Кружевная ткань сдвинута, открывая доступ в промежность, спина скользит в такт по бархатистой обивке. Франсуа Силен… Проклятый поэт стыдливых совокуплений. Силен, силен. Ноги задраны, крепкие мужские руки поддерживают за ягодицы. Тело пружинит на эрегированной оси. Язык пытается пробиться к соскам. Стаскиваю с плеч лямки. Отдаюсь в примерочной. А где еще не отдавалась? Однажды это случилось в переполненном автобусе, сидя на коленях у однокурсника. Вот что значит предусмотрительно не надеть трусы. В поезде — на верхней полке плацкартного вагона. В самолете. В аудитории. На крыше. Метро. В море. Бесконечная череда экзотических совокуплений проходит перед мысленным взором. Хочется смеяться и, чтобы не погубить эрекцию, приступаю к фирменному оханью.
— Ну как? — интересуются за ширмой. — Вам нравится?
— Нам очень нравится! — заверяет Паппэн. Пара заключительных аккордов, и несколько миллионов сперматозоидов поступает в личное распоряжение. Решение неумолимо — тотальный геноцид.
Утираюсь платочком. А еще на лестничной площадке, внезапно вспоминается. Зимой. В полном обмундировании. Стоя впритирку, друг к другу лицом. Неопытность не догадывается, что если подругу развернуть, прижать грудью к перилам, то и контакт станет глубже, и наблюдательный пункт надежней. Но не до размышлений. Когда член под напряжением, в голове замыкает… Короткая огневая случка с неумелым семяизвержением, и таким же платочком выгребаешь липкое из трусиков. Романтика! И все-таки невинность — состояние, несовместимое с чувством полного удовлетворения.
— Ты…э-э-э… кончила? — интересуется Паппэн, деликатно разглядывая в зеркало приведение дамы себя в порядок. — Не то, что я воображаю себя сексуальным гением, — машет рукой, — но хотелось бы обоюдного получения положительных эмоций.
— Не будь квадратом! — хихикаю. Что может быть положительнее приятных воспоминаний? — Но термин «кончить» имеет некоторое двусмысленное значение. Не замечал?
Снимаю боди, протягиваю.
— После того, что мы в нем сделали, просто необходимо купить вещицу, — урчит Франсуа и выходит за ширму.
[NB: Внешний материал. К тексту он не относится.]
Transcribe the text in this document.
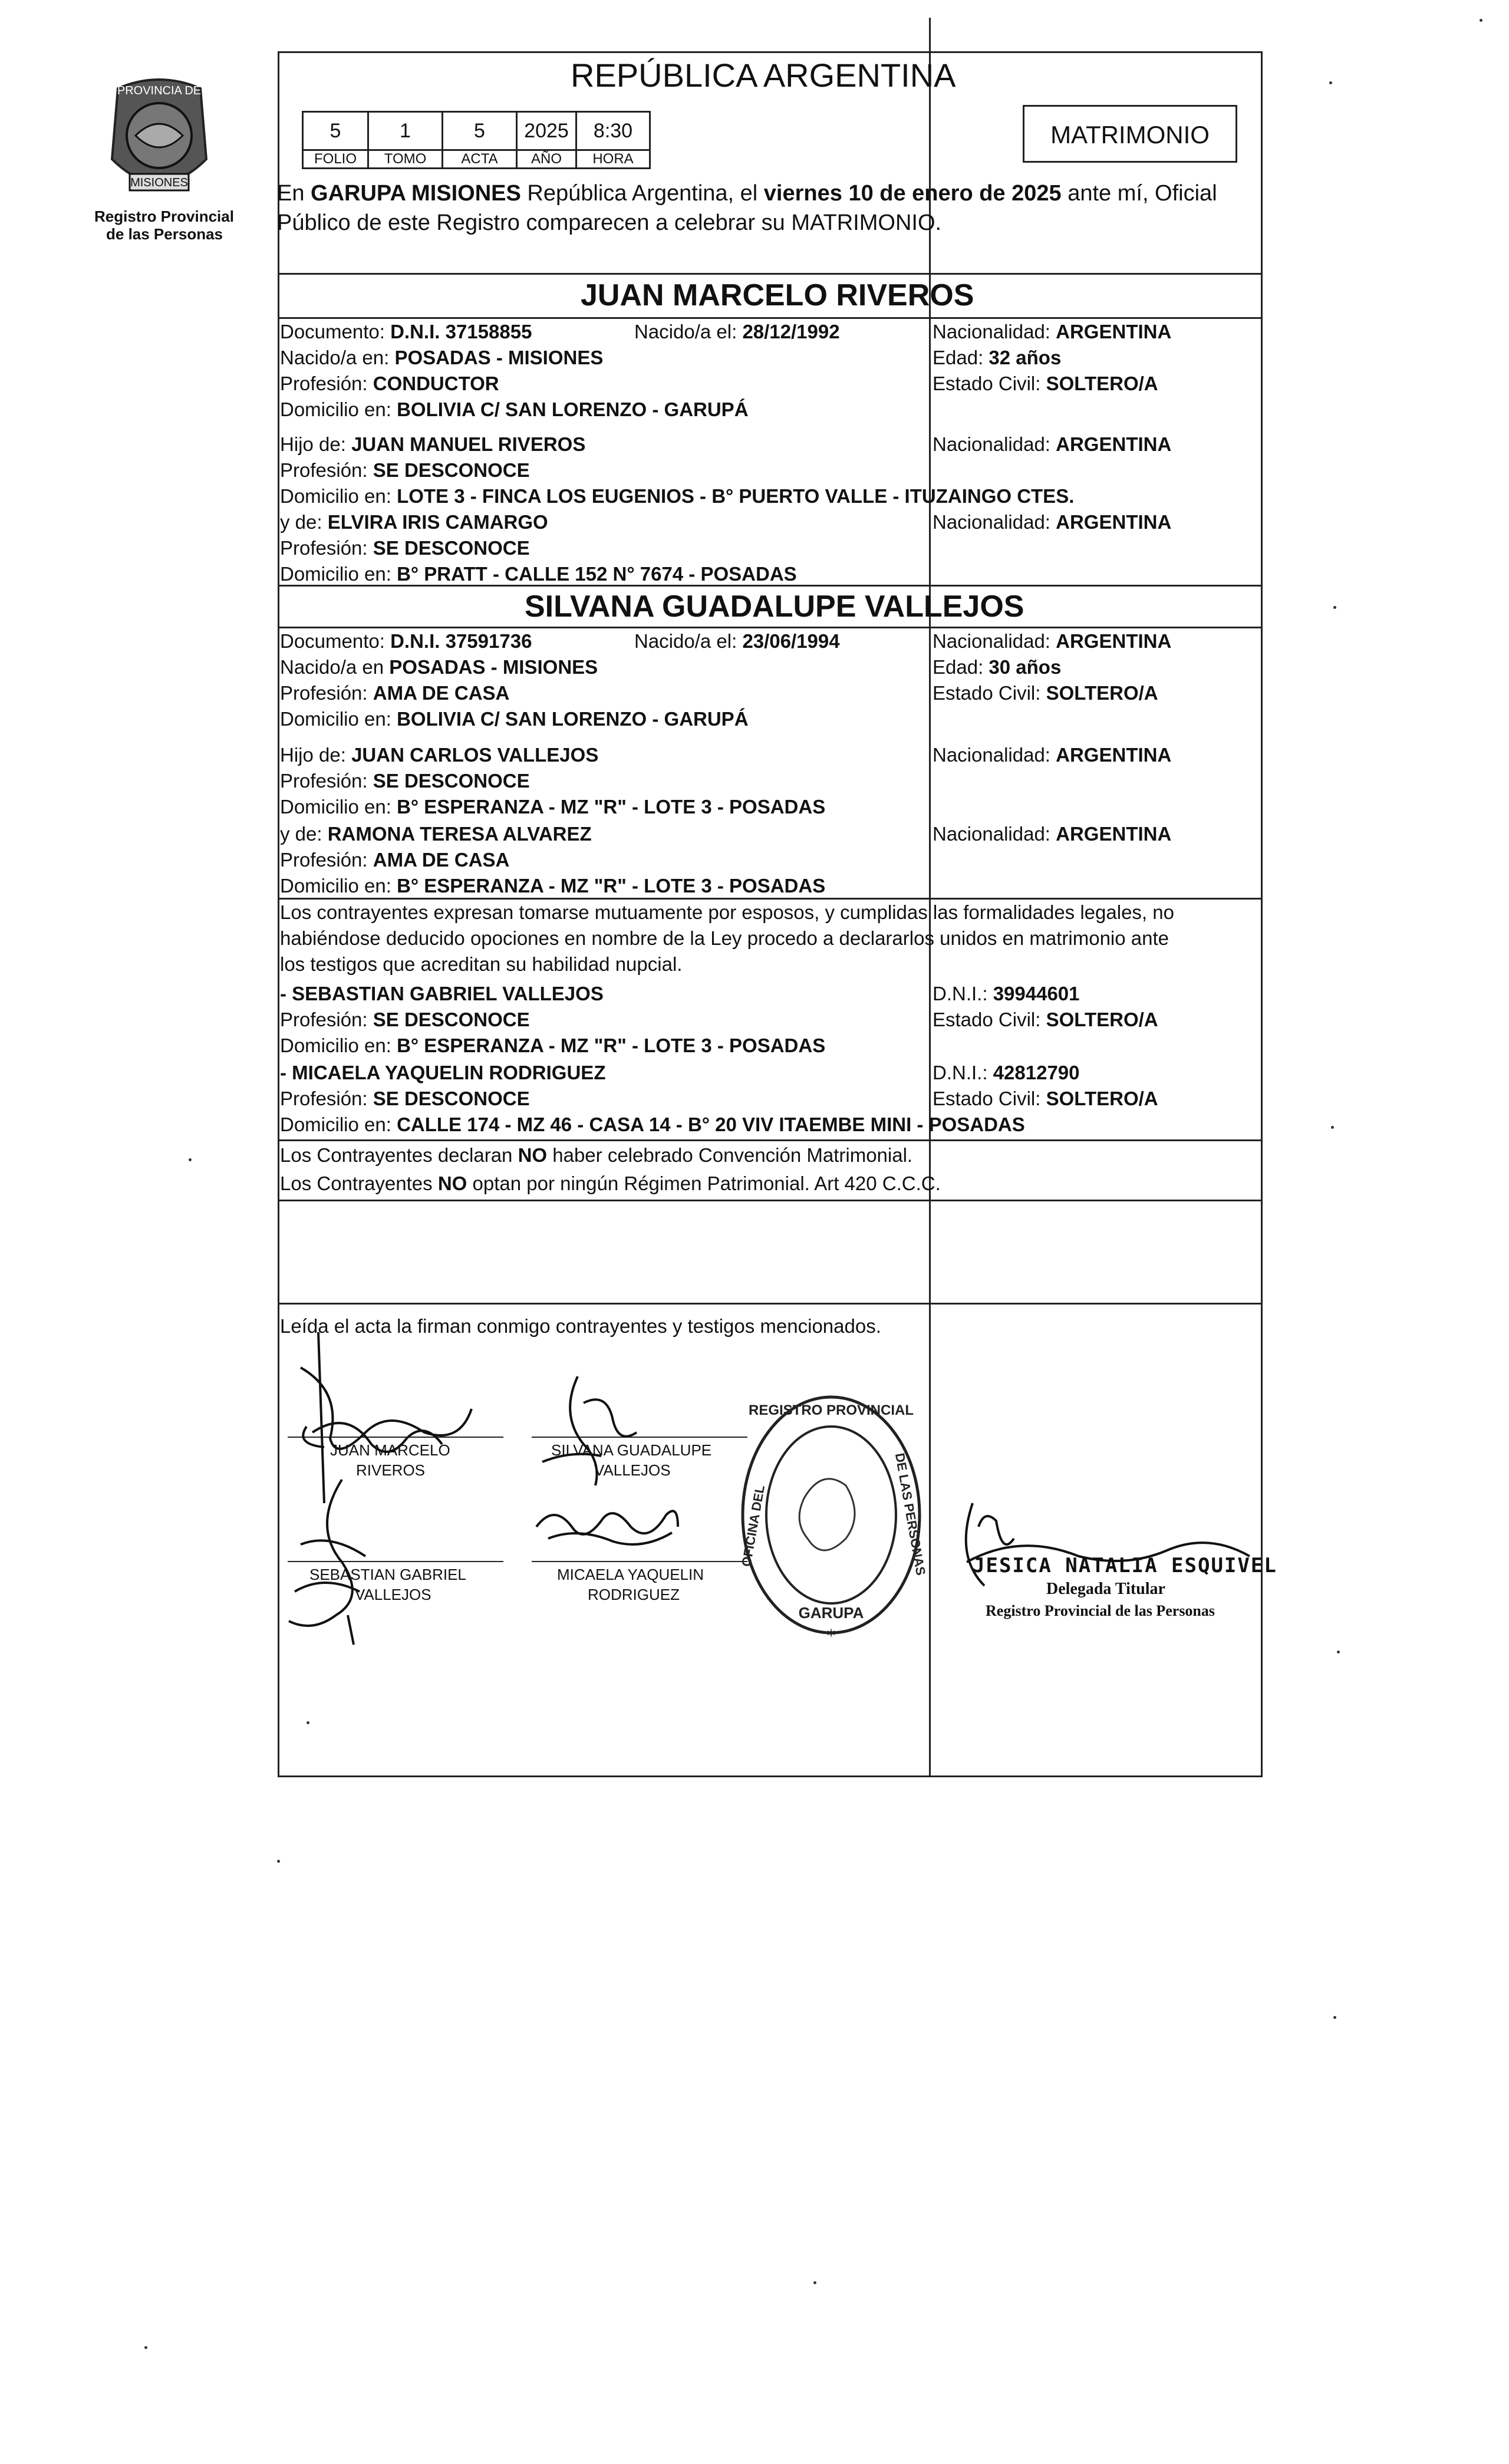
PROVINCIA DE
MISIONES
Registro Provincial
de las Personas
REPÚBLICA ARGENTINA
5	1	5	2025	8:30
FOLIO	TOMO	ACTA	AÑO	HORA
MATRIMONIO
En GARUPA MISIONES República Argentina, el viernes 10 de enero de 2025 ante mí, Oficial
Público de este Registro comparecen a celebrar su MATRIMONIO.
JUAN MARCELO RIVEROS
Documento: D.N.I. 37158855	Nacido/a el: 28/12/1992	Nacionalidad: ARGENTINA
Nacido/a en: POSADAS - MISIONES	Edad: 32 años
Profesión: CONDUCTOR	Estado Civil: SOLTERO/A
Domicilio en: BOLIVIA C/ SAN LORENZO - GARUPÁ
Hijo de: JUAN MANUEL RIVEROS	Nacionalidad: ARGENTINA
Profesión: SE DESCONOCE
Domicilio en: LOTE 3 - FINCA LOS EUGENIOS - B° PUERTO VALLE - ITUZAINGO CTES.
y de: ELVIRA IRIS CAMARGO	Nacionalidad: ARGENTINA
Profesión: SE DESCONOCE
Domicilio en: B° PRATT - CALLE 152 N° 7674 - POSADAS
SILVANA GUADALUPE VALLEJOS
Documento: D.N.I. 37591736	Nacido/a el: 23/06/1994	Nacionalidad: ARGENTINA
Nacido/a en POSADAS - MISIONES	Edad: 30 años
Profesión: AMA DE CASA	Estado Civil: SOLTERO/A
Domicilio en: BOLIVIA C/ SAN LORENZO - GARUPÁ
Hijo de: JUAN CARLOS VALLEJOS	Nacionalidad: ARGENTINA
Profesión: SE DESCONOCE
Domicilio en: B° ESPERANZA - MZ "R" - LOTE 3 - POSADAS
y de: RAMONA TERESA ALVAREZ	Nacionalidad: ARGENTINA
Profesión: AMA DE CASA
Domicilio en: B° ESPERANZA - MZ "R" - LOTE 3 - POSADAS
Los contrayentes expresan tomarse mutuamente por esposos, y cumplidas las formalidades legales, no
habiéndose deducido opociones en nombre de la Ley procedo a declararlos unidos en matrimonio ante
los testigos que acreditan su habilidad nupcial.
- SEBASTIAN GABRIEL VALLEJOS	D.N.I.: 39944601
Profesión: SE DESCONOCE	Estado Civil: SOLTERO/A
Domicilio en: B° ESPERANZA - MZ "R" - LOTE 3 - POSADAS
- MICAELA YAQUELIN RODRIGUEZ	D.N.I.: 42812790
Profesión: SE DESCONOCE	Estado Civil: SOLTERO/A
Domicilio en: CALLE 174 - MZ 46 - CASA 14 - B° 20 VIV ITAEMBE MINI - POSADAS
Los Contrayentes declaran NO haber celebrado Convención Matrimonial.
Los Contrayentes NO optan por ningún Régimen Patrimonial. Art 420 C.C.C.
Leída el acta la firman conmigo contrayentes y testigos mencionados.
JUAN MARCELO
RIVEROS
SILVANA GUADALUPE
VALLEJOS
SEBASTIAN GABRIEL
VALLEJOS
MICAELA YAQUELIN
RODRIGUEZ
REGISTRO PROVINCIAL
OFICINA DEL	DE LAS PERSONAS
GARUPA
✶
JESICA NATALIA ESQUIVEL
Delegada Titular
Registro Provincial de las Personas
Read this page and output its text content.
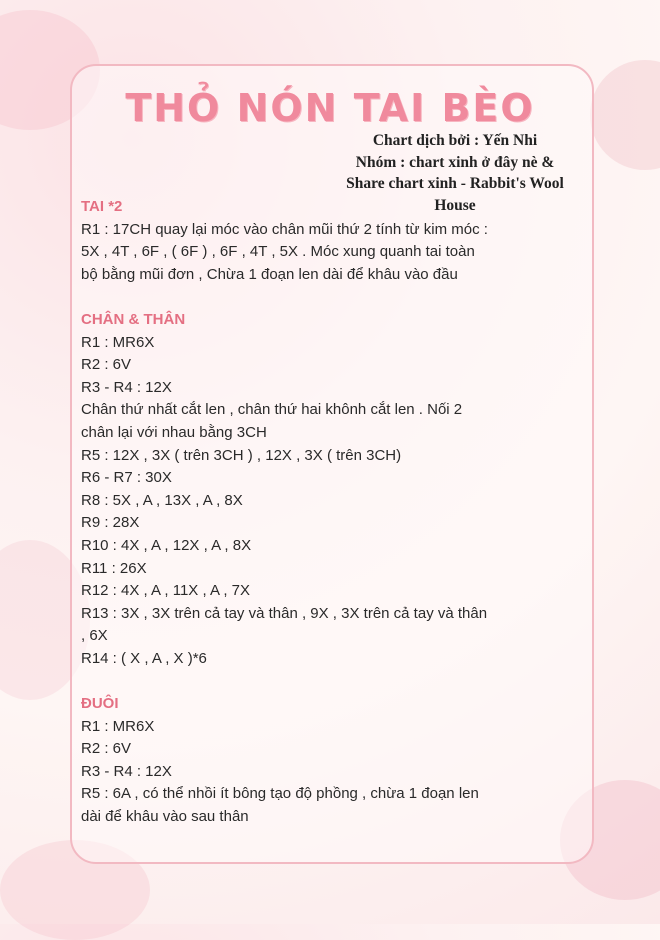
THỎ NÓN TAI BÈO
Chart dịch bởi : Yến Nhi
Nhóm : chart xinh ở đây nè &
Share chart xinh - Rabbit's Wool
House
TAI *2
R1 : 17CH quay lại móc vào chân mũi thứ 2 tính từ kim móc :
5X , 4T , 6F , ( 6F ) , 6F , 4T , 5X . Móc xung quanh tai toàn
bộ bằng mũi đơn , Chừa 1 đoạn len dài để khâu vào đầu
CHÂN & THÂN
R1 : MR6X
R2 : 6V
R3 - R4 : 12X
Chân thứ nhất cắt len , chân thứ hai khônh cắt len . Nối 2
chân lại với nhau bằng 3CH
R5 : 12X , 3X ( trên 3CH ) , 12X , 3X ( trên 3CH)
R6 - R7 : 30X
R8 : 5X , A , 13X , A , 8X
R9 : 28X
R10 : 4X , A , 12X , A , 8X
R11 : 26X
R12 : 4X , A , 11X , A , 7X
R13 : 3X , 3X trên cả tay và thân , 9X , 3X trên cả tay và thân
, 6X
R14 : ( X , A , X )*6
ĐUÔI
R1 : MR6X
R2 : 6V
R3 - R4 : 12X
R5 : 6A , có thể nhồi ít bông tạo độ phồng , chừa 1 đoạn len
dài để khâu vào sau thân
Сижу на стуле, задумчиво разглядываю собственные трусики. Спонтанная медитация. Обессиленность. Не допускайте усталость в тело, а паче того, не допускайте усталость в душу. Заглядывает обеспокоенная Танька:
— Ты чего голышом тут рассиживаешь?!
— А как нужно рассиживать, если тебя только что тут ot» yebali? — интересуюсь.
— Что?! — Лярва смотрит глазами, полными завистливого сочувствия. — И ты не сопротивлялась? — шепчет.
— Сучка не позволит, кобель не вскочит, — заверяю. — А тебе он еще не предлагал примерить что-нибудь из бельишка?
— Т-т-только… туфли. Туфли предлагал…
— Тонкий извращенец. Слушай, а у тебя когда-нибудь было в каких-то экзотических местах?
— Туфли примерять?
— Вот-вот, туфли…
Лярва притоптывает ногой:
— Слушай, оденься, неудобно же…
Послушно натягиваю трусики, маечку:
— Ну?
— Куда уж мне до такой экзотики? — вздыхает Танька. — Хотя однажды… Да ну тебя!
— Колись, колись…
— Меня оттрахали при маме.
От неожиданности кашляю:
— И после этого ты меня обвиняешь в распущенности?!
— Ну… она, конечно, ничего не заметила… или сделала вид, что ничего не заметила… Мы смотрели телевизор, лежали под одеялом, а потом захотелось… Господи! — неожиданно восклицает. — Как я ненавижу однокомнатные квартиры! Слышен любой шорох, стон…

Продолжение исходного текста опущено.